A questo punto, la domanda non è se i data center di AI debbano essere considerati infrastrutture critiche, ma se possiamo permetterci di trattarli come qualcosa di meno.
Dove la tecnologia incontra l’industria: pratiche di sicurezza OT di base
Poiché tanto dipende dalla disponibilità di AI, i data center devono applicare le migliori pratiche di sicurezza di accesso remoto OT in modo coerente e rigoroso.
I principi chiave includono:
- Applicare l’accesso Zero-Trust: il modello di sicurezza Zero-Trust si basa sul principio “non fidarsi mai, verificare sempre”. Quando si tratta di accesso ai data center, ogni identità – sia un tecnico remoto che un carico di lavoro di automazione interno – dovrebbe essere autenticata e quindi autorizzata solo alle risorse necessarie per svolgere il proprio lavoro. Ciò limita il movimento laterale e impedisce l’accesso non autorizzato ai controlli industriali critici
- Applicare l’autenticazione a più fattori (MFA) ovunque: l’MFA è una delle difese più efficaci contro l’accesso non autorizzato. Richiedendo due o più fattori di verifica indipendenti – come l’autenticazione biometrica, i token una tantum o le chiavi di sicurezza fisiche – l’MFA rafforza la garanzia dell’identità e rafforza le strategie di Zero-Trust più ampie. Per la protezione più completa, le organizzazioni dovrebbero cercare soluzioni in grado di adattare i sistemi OT legacy per supportare l’MFA senza interrompere le operazioni.
- Adottare capacità di supervisione e registrazione: gli strumenti di accesso remoto tradizionali come VPN e server di salto si concentrano sulla sicurezza del punto di accesso iniziale, ma non forniscono visibilità una volta stabilita la connessione. Le soluzioni di accesso remoto sicuro (SRA) più moderne includono capacità di supervisione che consentono un controllo e una responsabilità maggiori. L’accesso supervisionato, l’accesso just-in-time, la registrazione della sessione e la registrazione della sessione dettagliata riducono notevolmente il rischio e aiutano a soddisfare i requisiti di conformità.
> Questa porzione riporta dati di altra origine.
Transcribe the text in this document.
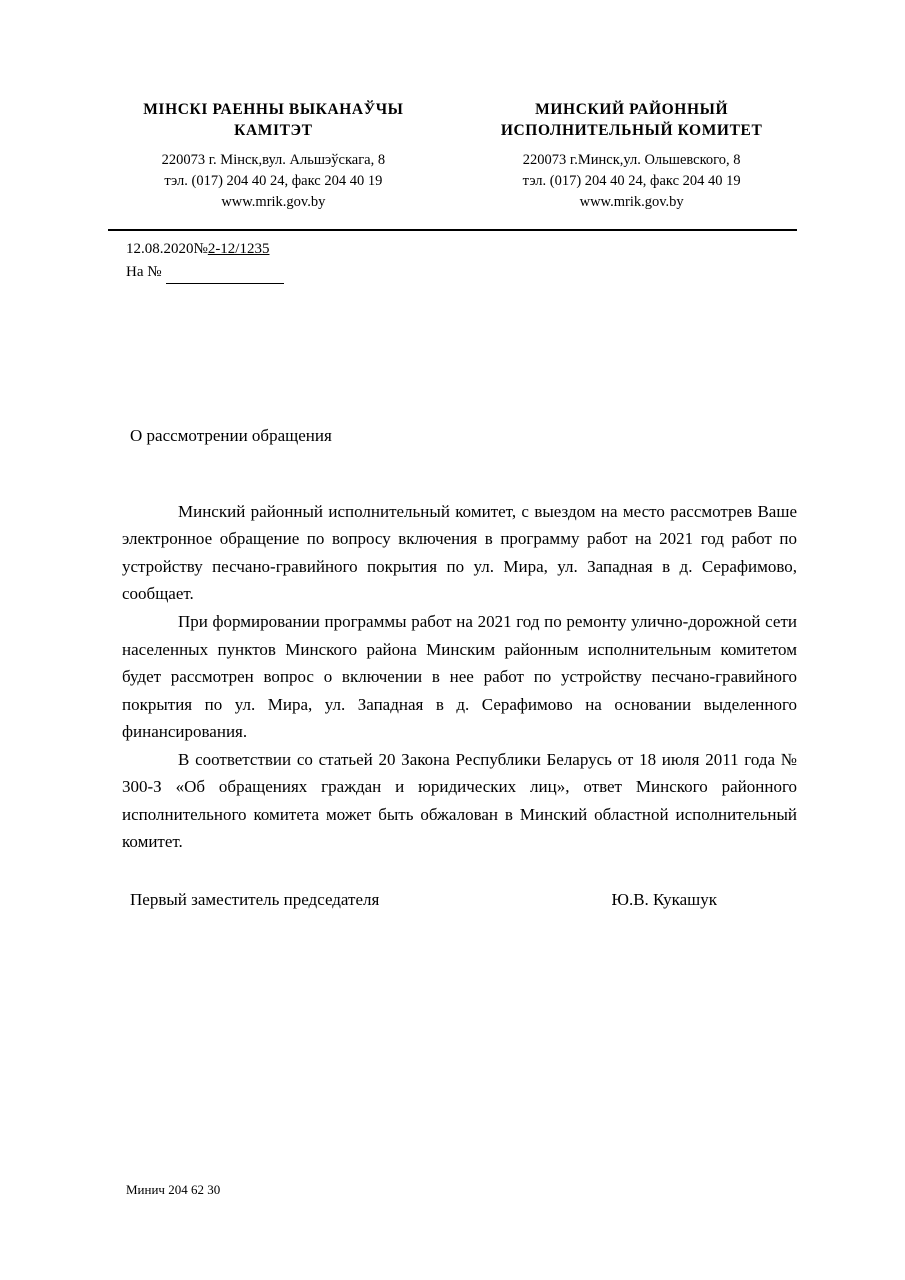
МІНСКІ РАЕННЫ ВЫКАНАЎЧЫ КАМІТЭТ
220073 г. Мінск,вул. Альшэўскага, 8
тэл. (017) 204 40 24, факс 204 40 19
www.mrik.gov.by
МИНСКИЙ РАЙОННЫЙ ИСПОЛНИТЕЛЬНЫЙ КОМИТЕТ
220073 г.Минск,ул. Ольшевского, 8
тэл. (017) 204 40 24, факс 204 40 19
www.mrik.gov.by
12.08.2020№2-12/1235
На №
О рассмотрении обращения

Минский районный исполнительный комитет, с выездом на место рассмотрев Ваше электронное обращение по вопросу включения в программу работ на 2021 год работ по устройству песчано-гравийного покрытия по ул. Мира, ул. Западная в д. Серафимово, сообщает.

При формировании программы работ на 2021 год по ремонту улично-дорожной сети населенных пунктов Минского района Минским районным исполнительным комитетом будет рассмотрен вопрос о включении в нее работ по устройству песчано-гравийного покрытия по ул. Мира, ул. Западная в д. Серафимово на основании выделенного финансирования.

В соответствии со статьей 20 Закона Республики Беларусь от 18 июля 2011 года № 300-З «Об обращениях граждан и юридических лиц», ответ Минского районного исполнительного комитета может быть обжалован в Минский областной исполнительный комитет.

Первый заместитель председателя	Ю.В. Кукашук
Минич 204 62 30
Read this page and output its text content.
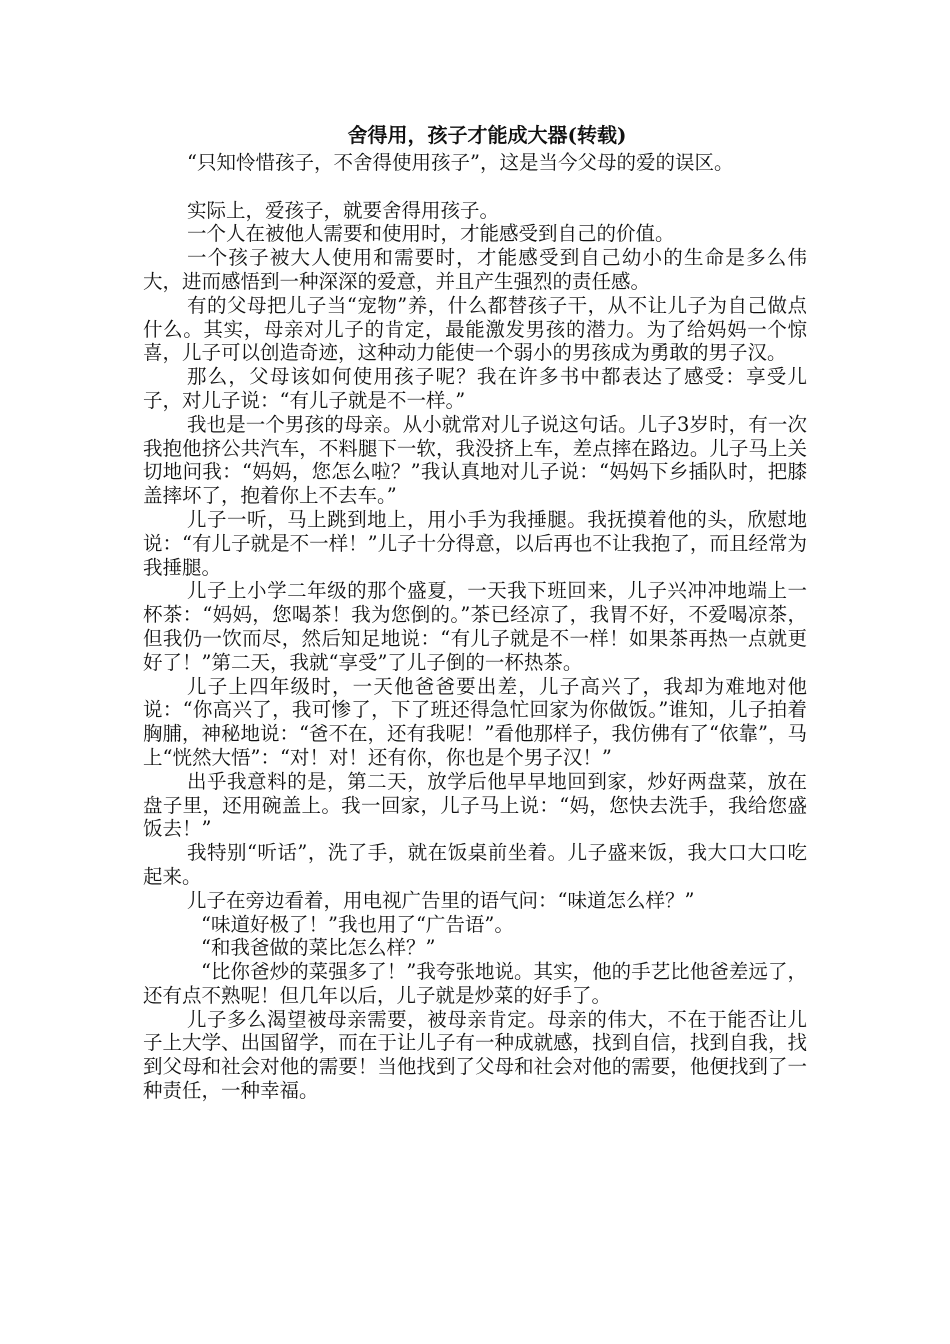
舍得用，孩子才能成大器(转载)

“只知怜惜孩子，不舍得使用孩子”，这是当今父母的爱的误区。

实际上，爱孩子，就要舍得用孩子。

一个人在被他人需要和使用时，才能感受到自己的价值。

一个孩子被大人使用和需要时，才能感受到自己幼小的生命是多么伟大，进而感悟到一种深深的爱意，并且产生强烈的责任感。

有的父母把儿子当“宠物”养，什么都替孩子干，从不让儿子为自己做点什么。其实，母亲对儿子的肯定，最能激发男孩的潜力。为了给妈妈一个惊喜，儿子可以创造奇迹，这种动力能使一个弱小的男孩成为勇敢的男子汉。

那么，父母该如何使用孩子呢？我在许多书中都表达了感受：享受儿子，对儿子说：“有儿子就是不一样。”

我也是一个男孩的母亲。从小就常对儿子说这句话。儿子3岁时，有一次我抱他挤公共汽车，不料腿下一软，我没挤上车，差点摔在路边。儿子马上关切地问我：“妈妈，您怎么啦？”我认真地对儿子说：“妈妈下乡插队时，把膝盖摔坏了，抱着你上不去车。”

儿子一听，马上跳到地上，用小手为我捶腿。我抚摸着他的头，欣慰地说：“有儿子就是不一样！”儿子十分得意，以后再也不让我抱了，而且经常为我捶腿。

儿子上小学二年级的那个盛夏，一天我下班回来，儿子兴冲冲地端上一杯茶：“妈妈，您喝茶！我为您倒的。”茶已经凉了，我胃不好，不爱喝凉茶，但我仍一饮而尽，然后知足地说：“有儿子就是不一样！如果茶再热一点就更好了！”第二天，我就“享受”了儿子倒的一杯热茶。

儿子上四年级时，一天他爸爸要出差，儿子高兴了，我却为难地对他说：“你高兴了，我可惨了，下了班还得急忙回家为你做饭。”谁知，儿子拍着胸脯，神秘地说：“爸不在，还有我呢！”看他那样子，我仿佛有了“依靠”，马上“恍然大悟”：“对！对！还有你，你也是个男子汉！”

出乎我意料的是，第二天，放学后他早早地回到家，炒好两盘菜，放在盘子里，还用碗盖上。我一回家，儿子马上说：“妈，您快去洗手，我给您盛饭去！”

我特别“听话”，洗了手，就在饭桌前坐着。儿子盛来饭，我大口大口吃起来。

儿子在旁边看着，用电视广告里的语气问：“味道怎么样？”

“味道好极了！”我也用了“广告语”。

“和我爸做的菜比怎么样？”

“比你爸炒的菜强多了！”我夸张地说。其实，他的手艺比他爸差远了，还有点不熟呢！但几年以后，儿子就是炒菜的好手了。

儿子多么渴望被母亲需要，被母亲肯定。母亲的伟大，不在于能否让儿子上大学、出国留学，而在于让儿子有一种成就感，找到自信，找到自我，找到父母和社会对他的需要！当他找到了父母和社会对他的需要，他便找到了一种责任，一种幸福。
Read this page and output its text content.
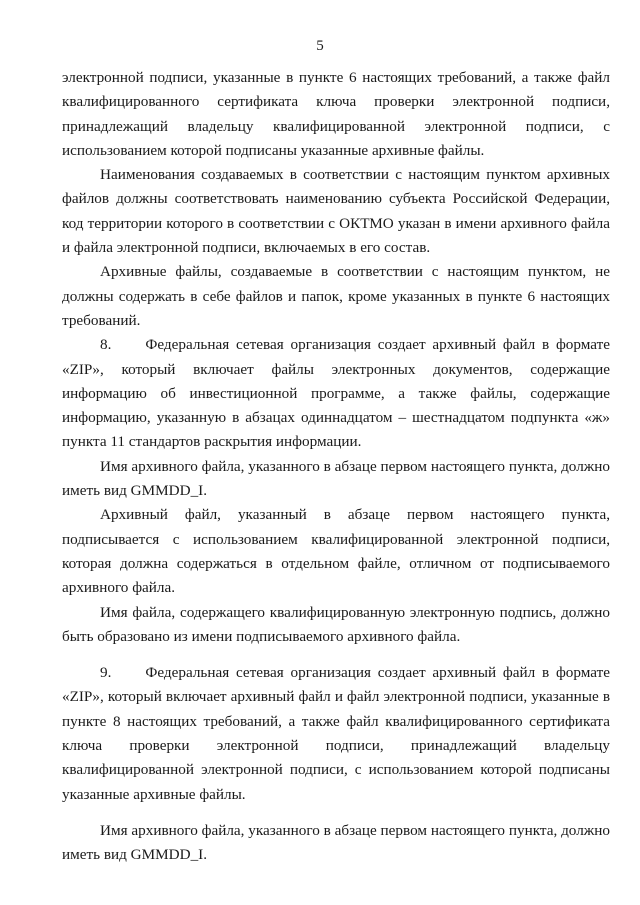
5

электронной подписи, указанные в пункте 6 настоящих требований, а также файл квалифицированного сертификата ключа проверки электронной подписи, принадлежащий владельцу квалифицированной электронной подписи, с использованием которой подписаны указанные архивные файлы.

Наименования создаваемых в соответствии с настоящим пунктом архивных файлов должны соответствовать наименованию субъекта Российской Федерации, код территории которого в соответствии с ОКТМО указан в имени архивного файла и файла электронной подписи, включаемых в его состав.

Архивные файлы, создаваемые в соответствии с настоящим пунктом, не должны содержать в себе файлов и папок, кроме указанных в пункте 6 настоящих требований.

8.     Федеральная сетевая организация создает архивный файл в формате «ZIP», который включает файлы электронных документов, содержащие информацию об инвестиционной программе, а также файлы, содержащие информацию, указанную в абзацах одиннадцатом – шестнадцатом подпункта «ж» пункта 11 стандартов раскрытия информации.

Имя архивного файла, указанного в абзаце первом настоящего пункта, должно иметь вид GMMDD_I.

Архивный файл, указанный в абзаце первом настоящего пункта, подписывается с использованием квалифицированной электронной подписи, которая должна содержаться в отдельном файле, отличном от подписываемого архивного файла.

Имя файла, содержащего квалифицированную электронную подпись, должно быть образовано из имени подписываемого архивного файла.

9.     Федеральная сетевая организация создает архивный файл в формате «ZIP», который включает архивный файл и файл электронной подписи, указанные в пункте 8 настоящих требований, а также файл квалифицированного сертификата ключа проверки электронной подписи, принадлежащий владельцу квалифицированной электронной подписи, с использованием которой подписаны указанные архивные файлы.

Имя архивного файла, указанного в абзаце первом настоящего пункта, должно иметь вид GMMDD_I.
Insieme, queste misure rafforzano la sicurezza attraverso i sistemi digitali e fisici che mantengono i data center e l’infrastruttura di AI al loro interno in funzione senza interruzioni.
Proteggere il battito cardiaco industriale dell’AI
Man mano che l’AI si integra più profondamente nelle operazioni aziendali, governative e dei servizi critici, l’affidabilità della sua infrastruttura sottostante assume un’importanza strategica nuova. Gli operatori di data center devono dare priorità ai controlli di accesso basati sull’identità e alle pratiche di sicurezza OT moderne o rischiare interruzioni operative significative.
Proteggendo i sistemi fisici che mantengono in funzione le strutture – i refrigeranti, le turbine, le sottostazioni e i controlli meccanici – e proteggendo le connessioni remote utilizzate per la manutenzione e la gestione, gli operatori possono garantire che l’AI rimanga un acceleratore dell’innovazione e non un nuovo punto di vulnerabilità.